The company’s in-patient facilities serve meals from upmarket Moscow restaurant Pushkin and all of its prices are pegged to the euro benchmarks at clinics in Europe and Israel.

Yanovsky said EMC was also winning business by tempting wealthy Russians - who spend $700 million a year on medical treatment overseas - to be treated in Russia instead.

“Four years ago I had two contracts with the so-called assistance companies which help (people) travel (to get medical care). Now I have 52 contracts because they send patients to me.”

EMC has averaged annual sales growth of 19 percent over the past three years, Yanovsky said. In 2017, its turnover was 163 million euros and it earned 57.4 million euros before interest, taxes, depreciation and amortization (EBITDA).

The company aims to maintain its EBITDA margin at 35 percent and plans to adopt a dividend policy envisaging payouts of at least 35 percent of net profit starting next year, Yanovsky said.

He added the payout ratio would likely be “far more than that” in the next couple of years as EMC only planned to spend 2 million-4 million euros on maintenance a year, having invested over 300 million euros in the past decade.
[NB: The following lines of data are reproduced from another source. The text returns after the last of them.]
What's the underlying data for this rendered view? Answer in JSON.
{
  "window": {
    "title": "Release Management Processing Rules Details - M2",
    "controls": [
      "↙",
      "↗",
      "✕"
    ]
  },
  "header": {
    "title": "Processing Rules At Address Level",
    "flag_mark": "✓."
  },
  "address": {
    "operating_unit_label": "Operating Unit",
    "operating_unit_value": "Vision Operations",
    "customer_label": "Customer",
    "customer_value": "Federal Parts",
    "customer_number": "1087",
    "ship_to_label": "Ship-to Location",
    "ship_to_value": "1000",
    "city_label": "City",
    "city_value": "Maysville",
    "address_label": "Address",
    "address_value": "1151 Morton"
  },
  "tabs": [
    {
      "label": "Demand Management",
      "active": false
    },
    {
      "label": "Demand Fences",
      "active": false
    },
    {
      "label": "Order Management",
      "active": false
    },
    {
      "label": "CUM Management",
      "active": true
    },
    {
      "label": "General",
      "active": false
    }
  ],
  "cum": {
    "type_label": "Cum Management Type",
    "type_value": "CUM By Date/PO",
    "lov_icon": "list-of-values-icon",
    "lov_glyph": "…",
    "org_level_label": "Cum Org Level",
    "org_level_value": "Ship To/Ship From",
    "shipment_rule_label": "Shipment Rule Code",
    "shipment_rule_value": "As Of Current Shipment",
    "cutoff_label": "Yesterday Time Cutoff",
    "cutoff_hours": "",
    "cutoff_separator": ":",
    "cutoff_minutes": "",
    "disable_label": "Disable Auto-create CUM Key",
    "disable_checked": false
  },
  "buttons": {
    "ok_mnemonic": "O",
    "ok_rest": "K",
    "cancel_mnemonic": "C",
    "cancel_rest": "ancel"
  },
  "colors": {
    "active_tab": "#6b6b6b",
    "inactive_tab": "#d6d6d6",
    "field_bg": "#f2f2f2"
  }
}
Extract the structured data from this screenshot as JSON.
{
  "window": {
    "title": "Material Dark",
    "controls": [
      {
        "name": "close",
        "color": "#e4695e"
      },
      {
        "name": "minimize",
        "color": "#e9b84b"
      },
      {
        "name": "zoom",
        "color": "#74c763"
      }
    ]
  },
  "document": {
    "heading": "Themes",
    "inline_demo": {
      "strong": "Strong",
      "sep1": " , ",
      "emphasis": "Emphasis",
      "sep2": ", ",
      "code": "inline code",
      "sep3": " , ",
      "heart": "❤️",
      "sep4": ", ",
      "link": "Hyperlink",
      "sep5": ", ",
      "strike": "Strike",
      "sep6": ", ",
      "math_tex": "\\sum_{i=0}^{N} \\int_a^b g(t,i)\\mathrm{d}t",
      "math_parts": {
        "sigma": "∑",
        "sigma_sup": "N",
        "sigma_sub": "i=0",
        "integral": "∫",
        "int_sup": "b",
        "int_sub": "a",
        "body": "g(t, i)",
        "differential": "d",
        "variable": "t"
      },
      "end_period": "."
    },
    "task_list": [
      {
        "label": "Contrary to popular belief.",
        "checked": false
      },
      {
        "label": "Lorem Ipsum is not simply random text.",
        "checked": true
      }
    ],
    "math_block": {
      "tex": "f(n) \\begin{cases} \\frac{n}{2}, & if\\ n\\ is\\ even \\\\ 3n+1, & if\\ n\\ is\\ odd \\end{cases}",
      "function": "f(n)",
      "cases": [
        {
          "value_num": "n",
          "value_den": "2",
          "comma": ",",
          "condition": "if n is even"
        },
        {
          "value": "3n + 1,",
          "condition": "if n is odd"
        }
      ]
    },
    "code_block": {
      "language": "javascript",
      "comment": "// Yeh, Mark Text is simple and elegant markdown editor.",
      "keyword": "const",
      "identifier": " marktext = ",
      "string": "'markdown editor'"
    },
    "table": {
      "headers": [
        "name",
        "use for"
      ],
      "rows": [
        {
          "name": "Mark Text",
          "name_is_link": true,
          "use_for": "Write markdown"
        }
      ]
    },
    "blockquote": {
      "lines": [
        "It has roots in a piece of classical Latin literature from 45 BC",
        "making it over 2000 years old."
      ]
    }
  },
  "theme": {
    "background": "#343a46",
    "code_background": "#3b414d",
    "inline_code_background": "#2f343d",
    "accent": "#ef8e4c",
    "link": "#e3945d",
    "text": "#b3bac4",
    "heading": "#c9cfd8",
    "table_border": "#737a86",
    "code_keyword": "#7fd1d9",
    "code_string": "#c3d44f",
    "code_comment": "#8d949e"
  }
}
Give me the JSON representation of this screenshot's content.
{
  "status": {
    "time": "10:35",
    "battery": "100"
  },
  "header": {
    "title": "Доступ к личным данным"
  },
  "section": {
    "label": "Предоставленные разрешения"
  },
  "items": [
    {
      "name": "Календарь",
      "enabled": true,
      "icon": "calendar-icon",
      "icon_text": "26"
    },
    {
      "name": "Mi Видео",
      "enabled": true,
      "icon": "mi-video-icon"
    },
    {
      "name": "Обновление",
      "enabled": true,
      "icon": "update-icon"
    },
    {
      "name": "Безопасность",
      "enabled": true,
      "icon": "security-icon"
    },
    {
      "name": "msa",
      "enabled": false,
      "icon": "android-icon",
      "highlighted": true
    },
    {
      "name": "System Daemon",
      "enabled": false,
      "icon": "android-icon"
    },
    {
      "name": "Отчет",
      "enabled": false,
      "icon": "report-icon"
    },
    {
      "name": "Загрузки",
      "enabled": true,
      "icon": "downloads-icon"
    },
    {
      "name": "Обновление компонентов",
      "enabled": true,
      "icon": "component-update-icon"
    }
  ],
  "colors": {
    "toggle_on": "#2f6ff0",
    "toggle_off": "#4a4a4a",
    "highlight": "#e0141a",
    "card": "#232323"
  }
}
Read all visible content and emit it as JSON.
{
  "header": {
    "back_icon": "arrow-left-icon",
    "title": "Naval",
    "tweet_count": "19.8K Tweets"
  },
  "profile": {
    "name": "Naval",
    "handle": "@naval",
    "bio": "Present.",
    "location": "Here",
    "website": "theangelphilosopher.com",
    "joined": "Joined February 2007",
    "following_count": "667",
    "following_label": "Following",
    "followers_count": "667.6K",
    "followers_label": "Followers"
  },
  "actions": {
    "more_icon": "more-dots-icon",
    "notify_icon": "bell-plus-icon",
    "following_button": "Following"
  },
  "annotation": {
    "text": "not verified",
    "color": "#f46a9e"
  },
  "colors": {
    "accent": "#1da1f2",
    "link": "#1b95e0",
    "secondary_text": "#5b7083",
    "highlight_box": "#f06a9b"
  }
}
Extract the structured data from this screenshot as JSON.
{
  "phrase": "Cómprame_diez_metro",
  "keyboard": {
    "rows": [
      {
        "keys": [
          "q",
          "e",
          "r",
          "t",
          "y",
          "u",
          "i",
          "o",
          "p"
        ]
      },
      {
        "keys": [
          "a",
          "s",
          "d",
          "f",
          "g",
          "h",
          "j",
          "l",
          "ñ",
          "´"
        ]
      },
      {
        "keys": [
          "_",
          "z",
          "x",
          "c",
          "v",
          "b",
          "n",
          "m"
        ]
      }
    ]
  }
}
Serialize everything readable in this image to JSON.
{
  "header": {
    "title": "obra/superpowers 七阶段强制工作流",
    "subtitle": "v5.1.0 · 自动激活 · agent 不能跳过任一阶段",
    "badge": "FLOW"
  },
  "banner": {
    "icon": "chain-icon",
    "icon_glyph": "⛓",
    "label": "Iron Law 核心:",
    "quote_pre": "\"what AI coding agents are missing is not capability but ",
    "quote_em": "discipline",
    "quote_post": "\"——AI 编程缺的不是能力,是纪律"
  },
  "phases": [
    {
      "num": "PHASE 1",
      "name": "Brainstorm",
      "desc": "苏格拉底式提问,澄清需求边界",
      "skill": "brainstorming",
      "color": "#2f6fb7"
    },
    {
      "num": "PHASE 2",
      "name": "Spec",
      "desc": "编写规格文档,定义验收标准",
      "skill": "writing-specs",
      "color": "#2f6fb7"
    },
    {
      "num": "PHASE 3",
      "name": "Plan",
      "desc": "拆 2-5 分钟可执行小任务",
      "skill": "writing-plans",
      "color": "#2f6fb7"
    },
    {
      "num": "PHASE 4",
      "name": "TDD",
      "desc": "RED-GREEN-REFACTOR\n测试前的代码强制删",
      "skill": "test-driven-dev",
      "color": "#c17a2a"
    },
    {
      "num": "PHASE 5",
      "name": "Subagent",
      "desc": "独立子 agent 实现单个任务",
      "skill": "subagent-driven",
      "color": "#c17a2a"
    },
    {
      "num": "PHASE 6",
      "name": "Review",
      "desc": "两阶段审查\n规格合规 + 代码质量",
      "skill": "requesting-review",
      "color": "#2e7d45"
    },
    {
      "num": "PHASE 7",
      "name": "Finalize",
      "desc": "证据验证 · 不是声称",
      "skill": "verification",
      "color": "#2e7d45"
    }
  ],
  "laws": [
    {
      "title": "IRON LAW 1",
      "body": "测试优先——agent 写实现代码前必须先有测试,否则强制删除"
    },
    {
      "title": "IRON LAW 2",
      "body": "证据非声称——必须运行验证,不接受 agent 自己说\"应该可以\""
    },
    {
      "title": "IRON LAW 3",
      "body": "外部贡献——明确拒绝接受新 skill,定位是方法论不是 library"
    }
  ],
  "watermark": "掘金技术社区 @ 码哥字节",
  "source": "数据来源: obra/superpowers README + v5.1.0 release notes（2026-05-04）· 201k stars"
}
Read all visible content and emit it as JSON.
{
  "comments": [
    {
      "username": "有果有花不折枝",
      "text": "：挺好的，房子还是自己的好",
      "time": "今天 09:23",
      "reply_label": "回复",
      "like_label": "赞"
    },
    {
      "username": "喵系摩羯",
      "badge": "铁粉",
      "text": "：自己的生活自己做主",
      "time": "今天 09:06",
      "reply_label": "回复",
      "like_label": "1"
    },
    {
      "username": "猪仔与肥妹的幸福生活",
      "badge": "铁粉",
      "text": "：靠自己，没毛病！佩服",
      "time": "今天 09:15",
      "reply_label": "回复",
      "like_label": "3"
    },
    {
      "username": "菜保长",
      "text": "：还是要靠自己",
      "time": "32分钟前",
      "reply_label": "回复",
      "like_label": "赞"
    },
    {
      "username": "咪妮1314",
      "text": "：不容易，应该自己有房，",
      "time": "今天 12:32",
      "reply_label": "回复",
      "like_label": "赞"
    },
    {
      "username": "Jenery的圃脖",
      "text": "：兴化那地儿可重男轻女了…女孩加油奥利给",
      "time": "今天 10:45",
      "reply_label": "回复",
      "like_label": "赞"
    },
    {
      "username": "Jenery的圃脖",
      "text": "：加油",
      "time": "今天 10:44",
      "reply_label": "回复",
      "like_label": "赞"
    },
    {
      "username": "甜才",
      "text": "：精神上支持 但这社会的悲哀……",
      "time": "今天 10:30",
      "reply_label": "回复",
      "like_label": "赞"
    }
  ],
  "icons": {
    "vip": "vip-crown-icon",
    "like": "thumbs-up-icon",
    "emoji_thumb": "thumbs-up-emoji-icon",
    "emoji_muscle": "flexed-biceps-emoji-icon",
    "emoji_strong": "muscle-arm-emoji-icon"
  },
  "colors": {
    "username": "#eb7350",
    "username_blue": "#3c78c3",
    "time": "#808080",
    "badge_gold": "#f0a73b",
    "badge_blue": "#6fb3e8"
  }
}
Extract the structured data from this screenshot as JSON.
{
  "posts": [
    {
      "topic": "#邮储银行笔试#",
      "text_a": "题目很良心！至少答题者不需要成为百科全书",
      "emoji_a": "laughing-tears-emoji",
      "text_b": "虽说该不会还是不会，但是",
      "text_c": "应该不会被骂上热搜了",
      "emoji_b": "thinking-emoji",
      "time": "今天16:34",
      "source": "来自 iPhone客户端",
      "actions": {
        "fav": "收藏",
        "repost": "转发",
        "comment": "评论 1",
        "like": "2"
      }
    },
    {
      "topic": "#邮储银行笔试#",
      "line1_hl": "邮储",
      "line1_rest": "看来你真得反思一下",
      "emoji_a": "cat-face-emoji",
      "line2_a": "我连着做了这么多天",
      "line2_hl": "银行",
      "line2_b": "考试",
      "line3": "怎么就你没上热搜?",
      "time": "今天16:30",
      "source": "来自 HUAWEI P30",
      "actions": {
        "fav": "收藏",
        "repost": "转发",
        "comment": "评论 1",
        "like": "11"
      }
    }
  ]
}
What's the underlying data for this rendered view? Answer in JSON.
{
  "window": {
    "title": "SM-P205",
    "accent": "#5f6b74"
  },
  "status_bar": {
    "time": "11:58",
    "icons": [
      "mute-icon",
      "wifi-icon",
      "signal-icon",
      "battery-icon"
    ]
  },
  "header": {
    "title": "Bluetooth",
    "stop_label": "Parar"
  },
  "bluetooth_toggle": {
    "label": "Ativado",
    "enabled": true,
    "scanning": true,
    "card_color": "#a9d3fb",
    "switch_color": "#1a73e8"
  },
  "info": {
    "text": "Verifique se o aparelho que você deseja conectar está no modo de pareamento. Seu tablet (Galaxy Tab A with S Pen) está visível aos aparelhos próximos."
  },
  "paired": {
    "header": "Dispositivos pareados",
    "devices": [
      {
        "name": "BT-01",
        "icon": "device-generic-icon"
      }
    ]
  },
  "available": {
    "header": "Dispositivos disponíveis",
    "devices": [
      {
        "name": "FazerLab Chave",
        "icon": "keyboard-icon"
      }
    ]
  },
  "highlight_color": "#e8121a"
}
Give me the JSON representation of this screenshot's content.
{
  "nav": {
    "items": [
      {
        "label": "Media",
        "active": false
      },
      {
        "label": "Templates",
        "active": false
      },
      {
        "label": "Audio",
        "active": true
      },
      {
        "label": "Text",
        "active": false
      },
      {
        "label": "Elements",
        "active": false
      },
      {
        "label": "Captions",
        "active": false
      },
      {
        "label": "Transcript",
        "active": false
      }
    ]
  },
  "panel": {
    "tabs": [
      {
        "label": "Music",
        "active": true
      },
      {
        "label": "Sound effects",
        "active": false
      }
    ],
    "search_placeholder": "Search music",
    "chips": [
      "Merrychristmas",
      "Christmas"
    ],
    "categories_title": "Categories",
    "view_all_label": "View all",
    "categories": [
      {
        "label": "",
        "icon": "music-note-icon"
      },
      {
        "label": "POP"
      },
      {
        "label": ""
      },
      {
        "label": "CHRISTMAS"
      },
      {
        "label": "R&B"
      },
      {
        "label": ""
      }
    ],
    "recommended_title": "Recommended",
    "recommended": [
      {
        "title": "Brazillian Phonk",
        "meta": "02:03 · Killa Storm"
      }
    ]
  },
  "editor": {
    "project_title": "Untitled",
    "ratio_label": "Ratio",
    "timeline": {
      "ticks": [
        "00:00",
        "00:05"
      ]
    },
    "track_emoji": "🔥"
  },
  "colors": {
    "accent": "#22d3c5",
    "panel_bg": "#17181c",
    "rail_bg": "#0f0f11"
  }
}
EMC would be the second Russian company from the sector to float, after women's health specialist MDMG MDMGq.L listed in London in 2012.

The sector has benefited from a zero income tax rate and a developing private insurance system.

Private clinics also provide treatment under state-funded insurance programs and Yanovsky said that business accounted for 8 percent of EMC’s sales last year and was rising.